Barcelona 92

Luís Pousa Rodríguez
Luís Pousa CON LETRA DEL NUEVE

OPINIÓN

09 ago 2017 . Actualizado a las 08:31 h.

Viví en Barcelona entre 1994 y 1996, cuando la ciudad todavía estaba fumando un largo pitillo poscoital tras el subidón colectivo de los Juegos Olímpicos.

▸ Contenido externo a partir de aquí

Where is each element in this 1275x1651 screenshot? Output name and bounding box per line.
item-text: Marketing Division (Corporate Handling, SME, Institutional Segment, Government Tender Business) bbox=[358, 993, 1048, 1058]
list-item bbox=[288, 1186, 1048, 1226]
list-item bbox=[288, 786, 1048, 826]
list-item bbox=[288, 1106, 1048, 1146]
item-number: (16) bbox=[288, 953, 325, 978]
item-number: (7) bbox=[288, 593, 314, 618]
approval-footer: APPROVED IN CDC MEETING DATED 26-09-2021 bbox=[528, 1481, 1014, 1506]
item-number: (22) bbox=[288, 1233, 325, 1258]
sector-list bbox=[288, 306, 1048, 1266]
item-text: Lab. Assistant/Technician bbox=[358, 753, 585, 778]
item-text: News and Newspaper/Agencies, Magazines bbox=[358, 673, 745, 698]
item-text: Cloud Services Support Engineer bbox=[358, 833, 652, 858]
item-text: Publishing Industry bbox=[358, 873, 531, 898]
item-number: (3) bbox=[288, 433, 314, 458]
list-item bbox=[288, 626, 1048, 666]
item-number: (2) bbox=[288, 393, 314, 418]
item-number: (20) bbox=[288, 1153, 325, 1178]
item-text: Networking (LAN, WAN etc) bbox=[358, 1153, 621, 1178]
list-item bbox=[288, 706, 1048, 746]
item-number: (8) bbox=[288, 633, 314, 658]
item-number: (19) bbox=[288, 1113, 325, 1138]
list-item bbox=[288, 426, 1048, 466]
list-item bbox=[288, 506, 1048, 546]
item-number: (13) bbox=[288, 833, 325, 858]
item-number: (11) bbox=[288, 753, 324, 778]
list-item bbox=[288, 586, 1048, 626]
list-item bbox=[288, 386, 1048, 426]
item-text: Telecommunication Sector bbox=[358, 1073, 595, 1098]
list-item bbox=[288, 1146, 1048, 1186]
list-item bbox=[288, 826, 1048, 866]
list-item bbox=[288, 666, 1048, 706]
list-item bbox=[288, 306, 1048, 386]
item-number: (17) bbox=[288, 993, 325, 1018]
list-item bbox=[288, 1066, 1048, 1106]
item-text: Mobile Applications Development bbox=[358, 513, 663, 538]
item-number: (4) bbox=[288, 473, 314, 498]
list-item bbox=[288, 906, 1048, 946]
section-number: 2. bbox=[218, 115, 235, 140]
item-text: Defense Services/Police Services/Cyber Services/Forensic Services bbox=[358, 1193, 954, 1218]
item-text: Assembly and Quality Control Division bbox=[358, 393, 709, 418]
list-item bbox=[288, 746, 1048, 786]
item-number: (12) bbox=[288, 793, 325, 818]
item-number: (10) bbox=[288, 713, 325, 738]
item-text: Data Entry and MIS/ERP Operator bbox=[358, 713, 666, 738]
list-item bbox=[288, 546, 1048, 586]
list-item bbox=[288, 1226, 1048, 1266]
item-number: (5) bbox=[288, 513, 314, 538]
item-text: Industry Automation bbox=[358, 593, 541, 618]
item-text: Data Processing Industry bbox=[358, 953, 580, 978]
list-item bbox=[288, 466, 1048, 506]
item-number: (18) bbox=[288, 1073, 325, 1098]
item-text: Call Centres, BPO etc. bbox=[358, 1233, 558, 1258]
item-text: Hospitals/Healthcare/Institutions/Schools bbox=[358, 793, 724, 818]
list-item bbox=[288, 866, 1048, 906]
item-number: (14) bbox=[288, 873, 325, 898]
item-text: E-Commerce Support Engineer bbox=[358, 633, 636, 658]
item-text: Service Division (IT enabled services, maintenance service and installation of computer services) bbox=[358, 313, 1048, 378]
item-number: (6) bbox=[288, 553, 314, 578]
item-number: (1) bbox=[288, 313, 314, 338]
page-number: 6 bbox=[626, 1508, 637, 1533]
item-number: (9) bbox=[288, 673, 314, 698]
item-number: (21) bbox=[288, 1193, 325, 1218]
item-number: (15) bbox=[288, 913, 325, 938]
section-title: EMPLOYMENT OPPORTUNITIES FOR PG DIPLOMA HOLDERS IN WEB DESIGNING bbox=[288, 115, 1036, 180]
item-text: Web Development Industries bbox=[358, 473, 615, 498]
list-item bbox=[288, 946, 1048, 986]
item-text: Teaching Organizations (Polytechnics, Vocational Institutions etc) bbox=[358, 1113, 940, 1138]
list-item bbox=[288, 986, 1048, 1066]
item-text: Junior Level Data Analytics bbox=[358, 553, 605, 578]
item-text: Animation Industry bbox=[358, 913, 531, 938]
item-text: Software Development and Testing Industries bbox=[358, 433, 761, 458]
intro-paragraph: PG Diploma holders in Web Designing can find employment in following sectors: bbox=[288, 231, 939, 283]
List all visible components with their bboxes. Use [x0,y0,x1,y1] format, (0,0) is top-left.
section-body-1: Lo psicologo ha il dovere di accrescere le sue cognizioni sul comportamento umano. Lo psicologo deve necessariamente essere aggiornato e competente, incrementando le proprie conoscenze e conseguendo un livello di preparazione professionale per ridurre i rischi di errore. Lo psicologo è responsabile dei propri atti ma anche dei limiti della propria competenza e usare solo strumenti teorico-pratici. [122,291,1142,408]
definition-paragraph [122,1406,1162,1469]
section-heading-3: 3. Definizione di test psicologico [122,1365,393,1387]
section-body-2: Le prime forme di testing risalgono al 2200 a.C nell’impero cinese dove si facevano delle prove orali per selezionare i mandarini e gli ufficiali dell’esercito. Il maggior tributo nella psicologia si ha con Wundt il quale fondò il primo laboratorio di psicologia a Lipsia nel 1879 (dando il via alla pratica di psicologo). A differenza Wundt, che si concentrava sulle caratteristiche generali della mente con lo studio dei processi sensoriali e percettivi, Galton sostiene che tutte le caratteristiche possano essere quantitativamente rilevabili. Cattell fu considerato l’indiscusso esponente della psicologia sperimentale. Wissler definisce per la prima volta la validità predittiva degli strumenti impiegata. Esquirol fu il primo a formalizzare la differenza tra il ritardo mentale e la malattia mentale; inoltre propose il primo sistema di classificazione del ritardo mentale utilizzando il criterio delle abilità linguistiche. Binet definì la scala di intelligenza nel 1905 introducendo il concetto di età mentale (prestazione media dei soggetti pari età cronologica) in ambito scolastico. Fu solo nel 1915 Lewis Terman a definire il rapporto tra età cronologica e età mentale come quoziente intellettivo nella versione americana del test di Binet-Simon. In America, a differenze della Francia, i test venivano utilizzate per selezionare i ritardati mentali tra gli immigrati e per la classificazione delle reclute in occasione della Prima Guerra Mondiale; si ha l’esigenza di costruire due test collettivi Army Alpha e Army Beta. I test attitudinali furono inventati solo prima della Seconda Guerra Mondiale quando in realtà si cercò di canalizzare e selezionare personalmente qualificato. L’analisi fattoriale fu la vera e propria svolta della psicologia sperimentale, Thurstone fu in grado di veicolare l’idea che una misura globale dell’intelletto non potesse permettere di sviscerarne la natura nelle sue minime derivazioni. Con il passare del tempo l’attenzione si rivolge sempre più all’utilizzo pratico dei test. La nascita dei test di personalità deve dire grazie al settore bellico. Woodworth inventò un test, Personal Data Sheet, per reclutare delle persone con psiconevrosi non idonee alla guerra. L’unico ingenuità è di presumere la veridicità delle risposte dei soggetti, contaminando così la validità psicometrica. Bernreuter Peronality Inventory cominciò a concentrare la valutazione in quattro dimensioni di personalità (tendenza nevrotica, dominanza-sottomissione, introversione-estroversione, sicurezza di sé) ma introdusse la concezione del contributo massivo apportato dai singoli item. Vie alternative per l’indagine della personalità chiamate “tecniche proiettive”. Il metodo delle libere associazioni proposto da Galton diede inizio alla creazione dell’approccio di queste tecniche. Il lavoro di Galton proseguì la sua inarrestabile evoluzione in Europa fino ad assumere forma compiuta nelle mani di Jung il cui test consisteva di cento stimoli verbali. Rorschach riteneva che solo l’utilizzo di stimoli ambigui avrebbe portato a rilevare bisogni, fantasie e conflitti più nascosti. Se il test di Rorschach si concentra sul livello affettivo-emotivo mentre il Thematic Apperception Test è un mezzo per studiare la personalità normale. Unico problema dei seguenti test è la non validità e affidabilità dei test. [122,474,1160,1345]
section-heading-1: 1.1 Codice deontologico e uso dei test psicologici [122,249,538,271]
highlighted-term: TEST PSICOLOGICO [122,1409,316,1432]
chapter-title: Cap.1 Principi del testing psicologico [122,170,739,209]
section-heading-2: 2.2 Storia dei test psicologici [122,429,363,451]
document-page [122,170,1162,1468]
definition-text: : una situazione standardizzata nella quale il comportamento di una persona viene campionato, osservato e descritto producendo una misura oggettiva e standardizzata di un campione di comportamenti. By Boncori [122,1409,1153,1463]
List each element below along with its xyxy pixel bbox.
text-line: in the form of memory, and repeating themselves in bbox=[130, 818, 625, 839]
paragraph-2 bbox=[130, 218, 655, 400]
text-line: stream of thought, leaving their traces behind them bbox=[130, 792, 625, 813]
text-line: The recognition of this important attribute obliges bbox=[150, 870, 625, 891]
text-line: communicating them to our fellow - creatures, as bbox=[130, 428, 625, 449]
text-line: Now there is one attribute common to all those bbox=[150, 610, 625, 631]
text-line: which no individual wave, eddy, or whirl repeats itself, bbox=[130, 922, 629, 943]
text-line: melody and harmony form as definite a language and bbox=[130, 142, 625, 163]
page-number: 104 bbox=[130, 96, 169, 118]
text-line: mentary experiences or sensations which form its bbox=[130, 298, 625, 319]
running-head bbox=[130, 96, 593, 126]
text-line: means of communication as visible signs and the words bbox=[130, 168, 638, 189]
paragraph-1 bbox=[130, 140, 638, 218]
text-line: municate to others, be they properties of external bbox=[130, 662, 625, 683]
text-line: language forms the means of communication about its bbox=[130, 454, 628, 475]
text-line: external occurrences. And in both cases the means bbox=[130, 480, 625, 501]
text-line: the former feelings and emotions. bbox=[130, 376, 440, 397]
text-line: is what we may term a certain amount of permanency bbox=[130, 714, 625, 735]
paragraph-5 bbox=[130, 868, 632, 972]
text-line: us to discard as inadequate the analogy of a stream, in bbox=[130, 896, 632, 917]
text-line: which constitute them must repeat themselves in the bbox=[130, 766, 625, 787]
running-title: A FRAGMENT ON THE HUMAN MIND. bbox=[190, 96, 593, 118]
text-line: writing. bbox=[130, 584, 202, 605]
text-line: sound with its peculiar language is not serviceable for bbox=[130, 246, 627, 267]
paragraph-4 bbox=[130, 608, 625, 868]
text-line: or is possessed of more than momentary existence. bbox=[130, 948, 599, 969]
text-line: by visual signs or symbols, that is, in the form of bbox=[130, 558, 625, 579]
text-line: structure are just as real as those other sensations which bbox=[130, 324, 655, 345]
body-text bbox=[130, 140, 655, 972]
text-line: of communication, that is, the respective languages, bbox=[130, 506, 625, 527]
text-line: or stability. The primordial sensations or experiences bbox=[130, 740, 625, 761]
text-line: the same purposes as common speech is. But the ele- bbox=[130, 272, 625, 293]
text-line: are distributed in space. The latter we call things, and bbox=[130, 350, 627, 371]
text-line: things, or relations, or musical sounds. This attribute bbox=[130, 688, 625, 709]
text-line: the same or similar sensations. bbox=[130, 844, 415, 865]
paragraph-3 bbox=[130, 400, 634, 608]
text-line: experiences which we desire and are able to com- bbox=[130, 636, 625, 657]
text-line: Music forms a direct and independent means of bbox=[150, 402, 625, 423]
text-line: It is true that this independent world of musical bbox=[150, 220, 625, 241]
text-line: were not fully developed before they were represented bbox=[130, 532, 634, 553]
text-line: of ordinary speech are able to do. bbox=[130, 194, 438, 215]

Estos días, en el clásico ejercicio de nostalgia de un país que no sé cuántas leyes educativas después sigue añorando la EGB, las teles escupen una y otra vez las imágenes de Montjuïc. Éramos tan jóvenes y felices, parecen decir los telediarios. El príncipe era el abanderado, los reyes todavía no eran eméritos, las infantas lloraban de pura alegría, Cataluña y España se amaban -«amics per sempre», cantaban Los Manolos- y Pujol refunfuñaba en la tribuna porque el alcalde Maragall era el gran protagonista de un espectáculo global donde el universo descubrió al dream team de Jordan, Johnson y Bird.

25 años después, aquella Barcelona ha sido desbaratada. La vida y, en algún caso, los tribunales han pasado por encima de muchos de los inquilinos de aquel palco. Y un nacionalismo cutre de terruño y clan intenta apoderarse de su alma. Por eso, los vídeos de Barcelona 92 me recuerdan la escena final de American Beauty, cuando Kevin Spacey ya sabe que ha muerto y nos cuenta cómo es ese último segundo antes del fin. Un segundo, matiza, que no es un segundo en absoluto, sino un «océano de tiempo». Entonces vemos a Spacey de niño, tumbado sobre la hierba en el campamento de los boy scouts, observando estrellas fugaces; y las manos de su abuela; y el coche de su primo Tony; y a su hija, Jenny, disfrazada de hada antes de escupirle su adolescencia en la cara; y a su mujer, Caroline, mucho antes de que su matrimonio se fuese por el desagüe.

Todo parece haber ido a peor desde los vídeos de Barcelona 92, pero como dice Kevin Spacey, no podemos sentir más que gratitud por cada instante de nuestra estúpida e insignificante vida.